Aber warum gerade iwis motorsysteme in München für einen der aus dem Allgäu kommt? Da ich mich sehr für Motorentechnik interessiere, war es naheliegend mein Praktikum bei einer Firma zu machen ohne die sich im Motor nichts bewegen würde. Durch meine Tätigkeit in der Abteilung Forschung, Entwicklung, Konstruktion durfte ich hautnah miterleben wie komplette Steuer-, Ölpumpen-, und Massenausgleichstriebe in modernen Verbrennungsmotoren entstehen. Dies beschränkte sich jedoch nicht auf bloßes „über die Schulter schauen“, sondern man wird aktiv in den Entwicklungsprozess eingebunden. Von ersten 2D Layouts über ausgearbeitete 3D Modelle bis hin zu kompletten Fertigungszeichnungen lag alles in meinem Aufgabenbereich.

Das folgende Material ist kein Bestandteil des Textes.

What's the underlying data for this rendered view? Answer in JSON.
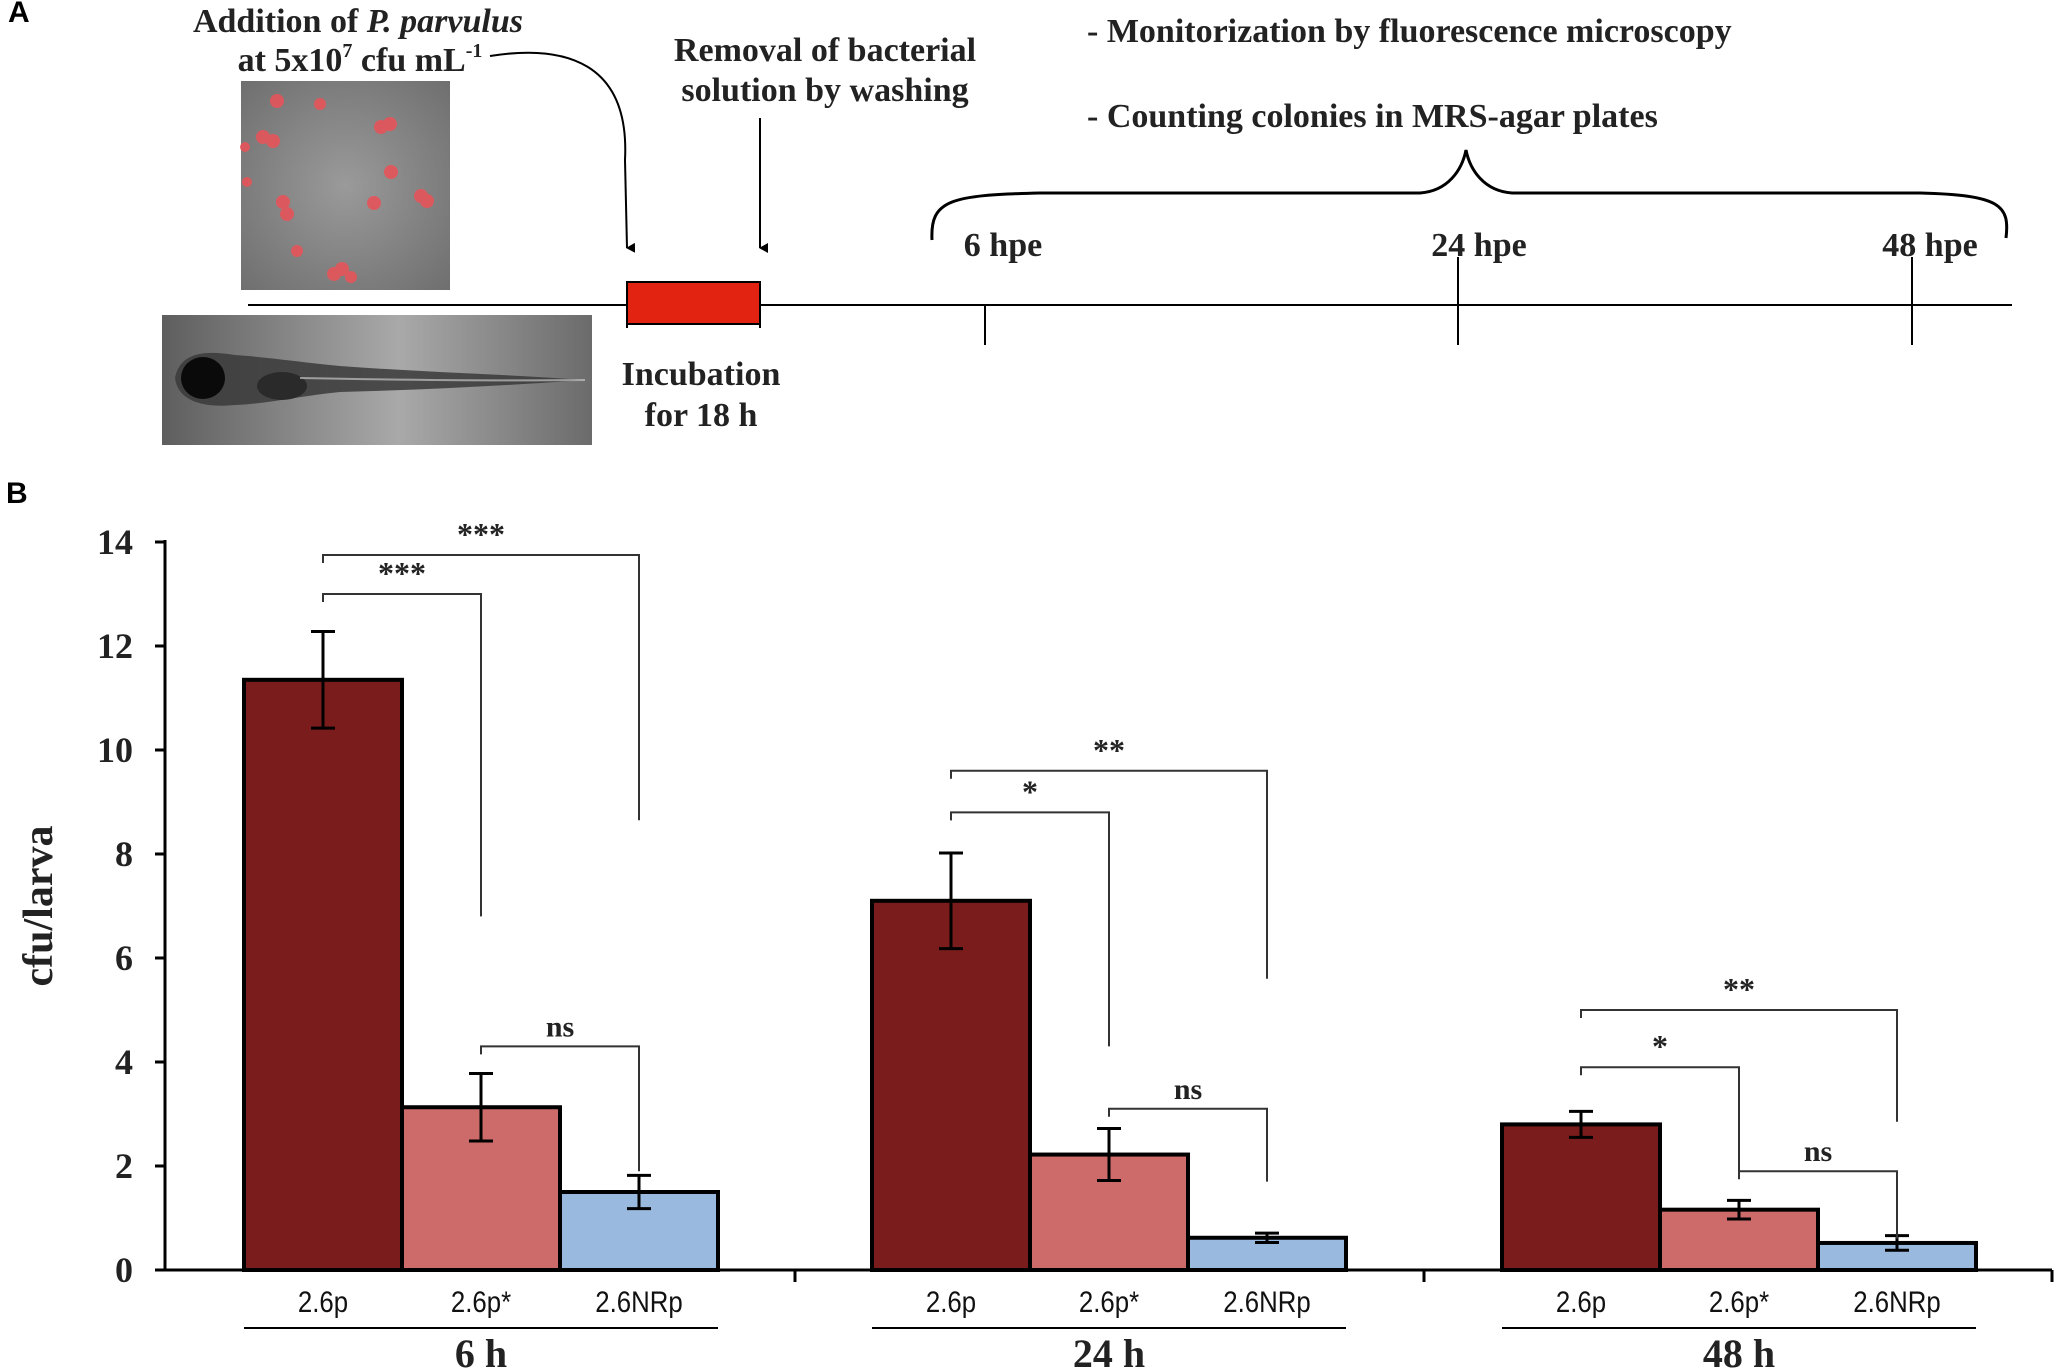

Aber was wäre das interessanteste Aufgabenfeld ohne das richtige Umfeld? Genau dieses lernte ich bei iwis so zu schätzen. Die familiäre Atmosphäre, der freundschaftliche Umgang untereinander und immer ein offenes Ohr bei Fragen machten das halbe Jahr bei iwis zu einem Lebensabschnitt, den ich nicht missen möchte. Auch der wöchentliche Praktikantenstammtisch trug seinen Teil dazu bei, dass ich mich bei iwis rund um wohl und gut aufgehoben fühlte.

Deshalb bleibt mir am Schluss nur eines zu sagen.
Danke für die schöne und lehrreiche Zeit!

Praktikum in der Abteilung Forschung & Entwicklung

iwis - Wir bewegen die Welt. Ein passender Slogan für eine Firma, die mit ihren Produkten für Mobilität sorgt. Alleine an diesem kurzen Satz kann man erkennen, dass iwis Bezug auf alle Mitarbeiter nimmt und sich damit identifiziert. Diese Philosophie konnte ich als Praktikant sehr schnell kennen lernen.

Dank der Personalabteilung und mehreren Veranstaltungen im Rahmen der Praktikantenbetreuung konnte ich mich sehr schnell im neuen Umfeld zurecht finden und neue Kontakte knüpfen. Ich wurde bereits in den ersten Tagen in aktuelle Projekte miteingebunden und durfte selbstständig Probleme bearbeiten und lösen. Mein Aufgabenbereich umfasste die rechnerische Überprüfung sowie konstruktive Auslegung kritischer Bauteile in neuen Kettenspannsystemen. Dabei konnte ich mein erlerntes Wissen aus Vorlesungen erstmals in der Praxis erfolgreich anwenden.

An dieser Stelle möchte ich lobend die Unterstützung meiner Kollegen aus der Berechnung sowie Konstruktion hervorheben. Bei Fragen oder Problemen wurde mir stets geholfen.

Abschließend möchte ich sagen, dass ich in dieser Zeit sehr viel dazu gelernt habe - sowohl auf der technischen als auch auf der menschlichen Ebene. Für die Möglichkeit des Praktikums und den damit organisatorischen Aufwand möchte ich mich bei dieser Gelegenheit beim Herrn Dr. Panas und der Personalabteilung bedanken.